Perjanjian Pengangkutan sangat erat hubungannya dengan proses
Tanggung Jawab Pengangkut. Hal ini berarti bahwa tanggung
jawab pengangkut mulai berjalan sejak Penumpang (orang)
dan/atau Barang di muat kedalam alat angkutan sampai dengan
penumpang (orang) dan/atau barang itu diturunkan dari alat
angkutan di tempat tujuan yang telah disepakati bersama.

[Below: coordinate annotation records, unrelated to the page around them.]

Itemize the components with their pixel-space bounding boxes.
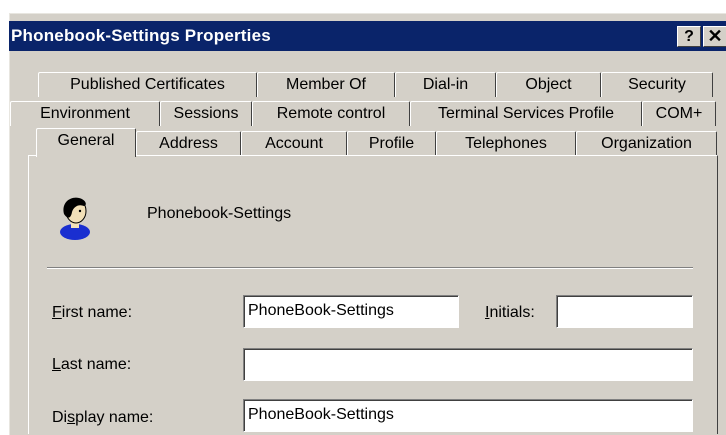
background-window-strip [0, 0, 726, 12]
title-bar[interactable]: Phonebook-Settings Properties ? ✕ [9, 21, 726, 51]
tab-com-plus[interactable]: COM+ [642, 101, 716, 126]
display-name-label: Display name: [52, 409, 154, 426]
tab-sessions[interactable]: Sessions [160, 101, 252, 126]
first-name-label: First name: [52, 304, 133, 321]
tab-security[interactable]: Security [601, 72, 713, 97]
tab-terminal-services-profile[interactable]: Terminal Services Profile [410, 101, 642, 126]
tab-environment[interactable]: Environment [10, 101, 160, 126]
display-name-field[interactable]: PhoneBook-Settings [243, 399, 693, 432]
close-button[interactable]: ✕ [703, 26, 726, 47]
tab-member-of[interactable]: Member Of [257, 72, 395, 97]
tab-address[interactable]: Address [136, 131, 241, 156]
last-name-label: Last name: [52, 356, 132, 373]
tab-general[interactable]: General [36, 128, 136, 157]
tab-dial-in[interactable]: Dial-in [395, 72, 496, 97]
tab-remote-control[interactable]: Remote control [252, 101, 410, 126]
tab-published-certificates[interactable]: Published Certificates [38, 72, 257, 97]
tab-organization[interactable]: Organization [576, 131, 717, 156]
last-name-field[interactable] [243, 348, 693, 381]
window-title: Phonebook-Settings Properties [11, 26, 271, 45]
tab-account[interactable]: Account [241, 131, 347, 156]
initials-label: Initials: [485, 304, 535, 321]
initials-field[interactable] [556, 295, 693, 328]
separator [47, 267, 693, 269]
object-name: Phonebook-Settings [147, 205, 292, 222]
help-button[interactable]: ? [677, 26, 701, 47]
user-avatar-icon [60, 197, 90, 240]
tab-object[interactable]: Object [496, 72, 601, 97]
first-name-field[interactable]: PhoneBook-Settings [243, 295, 459, 328]
tab-profile[interactable]: Profile [347, 131, 436, 156]
close-icon: ✕ [707, 26, 723, 46]
tab-telephones[interactable]: Telephones [436, 131, 576, 156]
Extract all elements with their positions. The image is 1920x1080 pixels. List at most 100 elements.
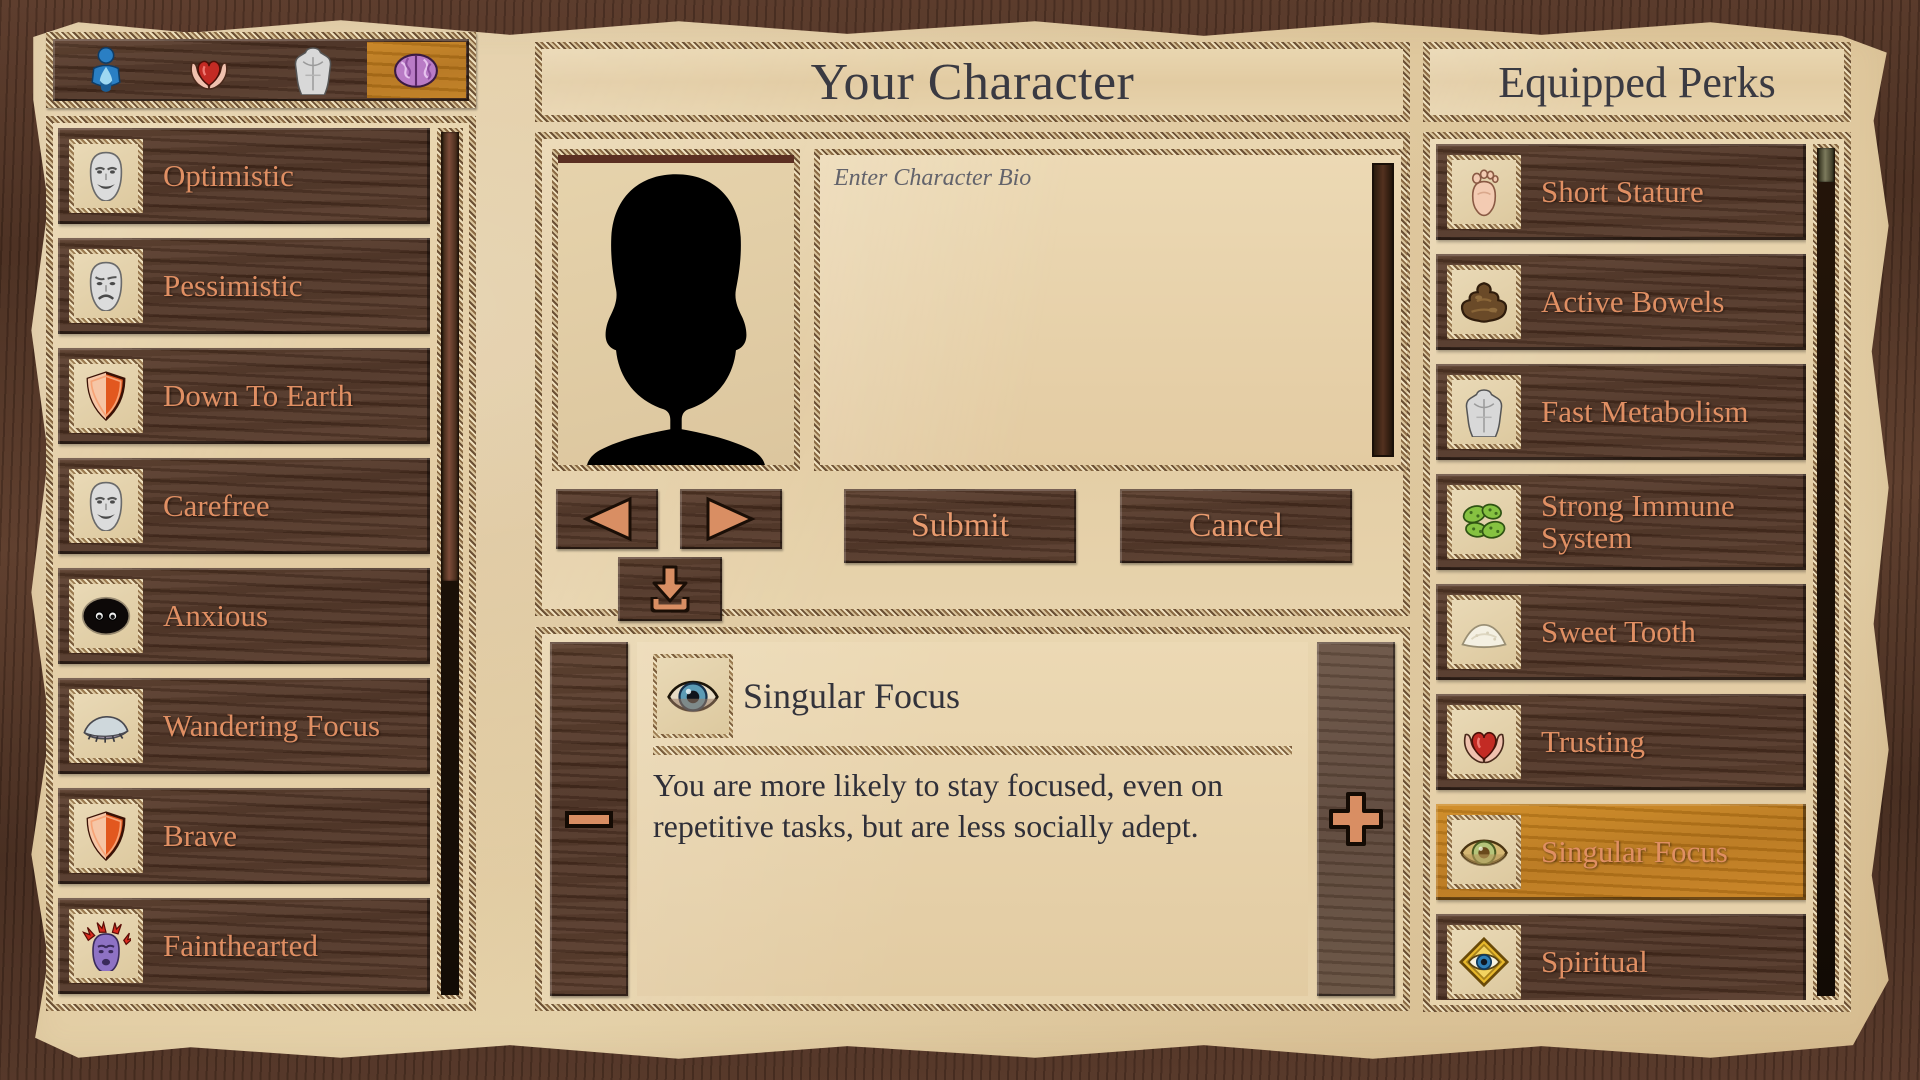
available-traits-scrollbar[interactable] (437, 128, 463, 999)
green-germs-icon (1462, 503, 1506, 539)
add-perk-button[interactable] (1317, 642, 1395, 996)
item-icon-frame (1447, 815, 1521, 889)
previous-portrait-button[interactable] (556, 489, 658, 549)
item-icon-frame (1447, 485, 1521, 559)
scrollbar-thumb[interactable] (1818, 148, 1834, 182)
character-portrait (552, 149, 800, 471)
item-icon-frame (69, 139, 143, 213)
bio-scrollbar[interactable] (1372, 163, 1394, 457)
item-icon-frame (69, 909, 143, 983)
item-label: Down To Earth (163, 377, 354, 413)
hands-heart-icon (1463, 731, 1505, 764)
equipped-perks-scrollbar[interactable] (1813, 144, 1839, 1000)
item-icon-frame (1447, 155, 1521, 229)
available-traits-list[interactable]: Optimistic Pessimistic Down To Earth Carefr… (58, 128, 430, 999)
save-portrait-button[interactable] (618, 557, 722, 621)
trait-detail-header: Singular Focus (653, 654, 1292, 738)
page-title-bar: Your Character (535, 42, 1410, 122)
perk-list-item[interactable]: Singular Focus (1436, 804, 1806, 900)
closed-eye-icon (83, 716, 129, 743)
item-label: Sweet Tooth (1541, 613, 1696, 649)
character-editor-panel: Enter Character Bio Submit Cancel (535, 132, 1410, 621)
item-label: Carefree (163, 487, 270, 523)
trait-detail-description: You are more likely to stay focused, eve… (653, 767, 1223, 844)
blue-figure-droplet-icon (91, 47, 121, 92)
item-label: Optimistic (163, 157, 294, 193)
item-label: Strong Immune System (1541, 487, 1735, 555)
smiling-mask-icon (89, 151, 123, 201)
tab-mind[interactable] (366, 42, 466, 98)
trait-list-item[interactable]: Anxious (58, 568, 430, 664)
poop-icon (1460, 282, 1508, 323)
item-icon-frame (1447, 705, 1521, 779)
minus-icon (565, 811, 613, 828)
hands-heart-icon (190, 60, 228, 90)
item-label: Singular Focus (1541, 833, 1728, 869)
shield-icon (86, 371, 126, 421)
equipped-perks-panel: Short Stature Active Bowels Fast Metabolis… (1423, 132, 1851, 1012)
right-arrow-icon (706, 496, 756, 542)
foot-icon (1471, 169, 1499, 217)
item-icon-frame (69, 359, 143, 433)
perk-list-item[interactable]: Spiritual (1436, 914, 1806, 1000)
scrollbar-thumb[interactable] (442, 132, 458, 581)
trait-list-item[interactable]: Brave (58, 788, 430, 884)
gold-eye-icon (1460, 839, 1508, 867)
trait-list-item[interactable]: Wandering Focus (58, 678, 430, 774)
item-label: Brave (163, 817, 238, 853)
item-label: Wandering Focus (163, 707, 381, 743)
all-seeing-eye-icon (1459, 937, 1509, 987)
brain-icon (394, 53, 439, 88)
item-label: Fainthearted (163, 927, 318, 963)
cancel-button[interactable]: Cancel (1120, 489, 1352, 563)
item-icon-frame (1447, 265, 1521, 339)
trait-list-item[interactable]: Carefree (58, 458, 430, 554)
shocked-purple-mask-icon (82, 921, 131, 971)
submit-label: Submit (910, 507, 1010, 544)
trait-list-item[interactable]: Down To Earth (58, 348, 430, 444)
item-icon-frame (1447, 375, 1521, 449)
trait-detail-divider (653, 746, 1292, 755)
category-tab-bar (46, 32, 476, 108)
perk-list-item[interactable]: Trusting (1436, 694, 1806, 790)
perk-list-item[interactable]: Active Bowels (1436, 254, 1806, 350)
tab-body[interactable] (263, 42, 363, 98)
trait-detail-icon-frame (653, 654, 733, 738)
sad-mask-icon (89, 261, 123, 311)
perk-list-item[interactable]: Fast Metabolism (1436, 364, 1806, 460)
trait-list-item[interactable]: Pessimistic (58, 238, 430, 334)
sugar-pile-icon (1461, 623, 1507, 649)
blue-figure-droplet-icon (83, 45, 129, 95)
perk-list-item[interactable]: Strong Immune System (1436, 474, 1806, 570)
remove-perk-button[interactable] (550, 642, 628, 996)
plus-icon (1329, 792, 1383, 846)
equipped-perks-title-bar: Equipped Perks (1423, 42, 1851, 122)
blue-eye-icon (667, 680, 719, 713)
item-icon-frame (1447, 925, 1521, 999)
item-label: Anxious (163, 597, 269, 633)
portrait-top-band (558, 155, 794, 163)
equipped-perks-title: Equipped Perks (1498, 57, 1776, 107)
item-icon-frame (69, 249, 143, 323)
dark-blob-eyes-icon (81, 596, 131, 636)
submit-button[interactable]: Submit (844, 489, 1076, 563)
trait-list-item[interactable]: Fainthearted (58, 898, 430, 994)
next-portrait-button[interactable] (680, 489, 782, 549)
character-bio-input[interactable]: Enter Character Bio (814, 149, 1407, 471)
character-creation-screen: Optimistic Pessimistic Down To Earth Carefr… (0, 0, 1920, 1080)
trait-list-item[interactable]: Optimistic (58, 128, 430, 224)
shield-icon (86, 811, 126, 861)
item-label: Short Stature (1541, 173, 1704, 209)
tab-social[interactable] (160, 42, 260, 98)
page-title: Your Character (810, 53, 1135, 111)
item-icon-frame (69, 689, 143, 763)
brain-icon (393, 45, 439, 95)
torso-icon (294, 47, 332, 96)
equipped-perks-list[interactable]: Short Stature Active Bowels Fast Metabolis… (1436, 144, 1806, 1000)
torso-icon (1465, 389, 1503, 437)
tab-hydration[interactable] (56, 42, 156, 98)
perk-list-item[interactable]: Short Stature (1436, 144, 1806, 240)
item-label: Active Bowels (1541, 283, 1725, 319)
item-label: Spiritual (1541, 943, 1648, 979)
perk-list-item[interactable]: Sweet Tooth (1436, 584, 1806, 680)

Tanggung Jawab Pengangkut ini juga diberi batasan-batasan oleh
UU, dimana dalam UU telah ditentukan bahwa Pengangkut
HARUS Bertanggung Jawab terhadap segala kerugian yang
timbul akibat KESALAHAN/KELALAIAN dalam mengangkut,
kecuali terhadap hal-hal sebagai berikut :
1. Keadaan Memaksa (Force Majeur);
2. Cacat baik pada Penumpang (orang) atau Barang itu sendiri;
3. Kesalahan/Kelalaian Penumpang atau Pengirim Barang;
Pembebasan tanggung jawab GANTI RUGI dan Lain-lain dari pihak
Pengangkut yang ditentukan oleh UU maupun dalam Perjanjian, disebut
“EKSONERASI”
TERJADINYA PENGANGKUTAN :
Terjadinya pengangkutan perlu diadakan perjanjian
pengangkutan terlebih dahulu yang dibuktikan dengan
Dokumen Pengangkutan (Tiket/Karcis/Bagasi/
Konosemen dll).
Setelah proses perjanjian, maka pihak Pengangkut mempunyai
Kewajiban Mengangkut Orang/Barang, sedangkan untuk
Penumpang/Pengirim Barang mempunyai Kewajiban
Membayar Biaya Pengangkutannya.
Dengan demikian Pihak Pengangkut Bertanggung Jawab atas
3 (tiga) hal, yaitu :
1. Kematian dan/atau Lukanya Penumpang yang diangkut;
2. Musnah, Hilang atau Rusaknya Barang yang diangkut;
3. Keterlambatan angkutan Penumpang dan/atau Barang,
apabila terbukti bahwa keterlambatan tersebut merupakan
kesalahan dari pihak Pengangkut;
Setiap Perusahaan Pengangkutan WAJIB mengasuransikan
tanggung jawabnya sesuai yang diatur dalam UU, termasuk
juga mengasuransikan alat angkutnya.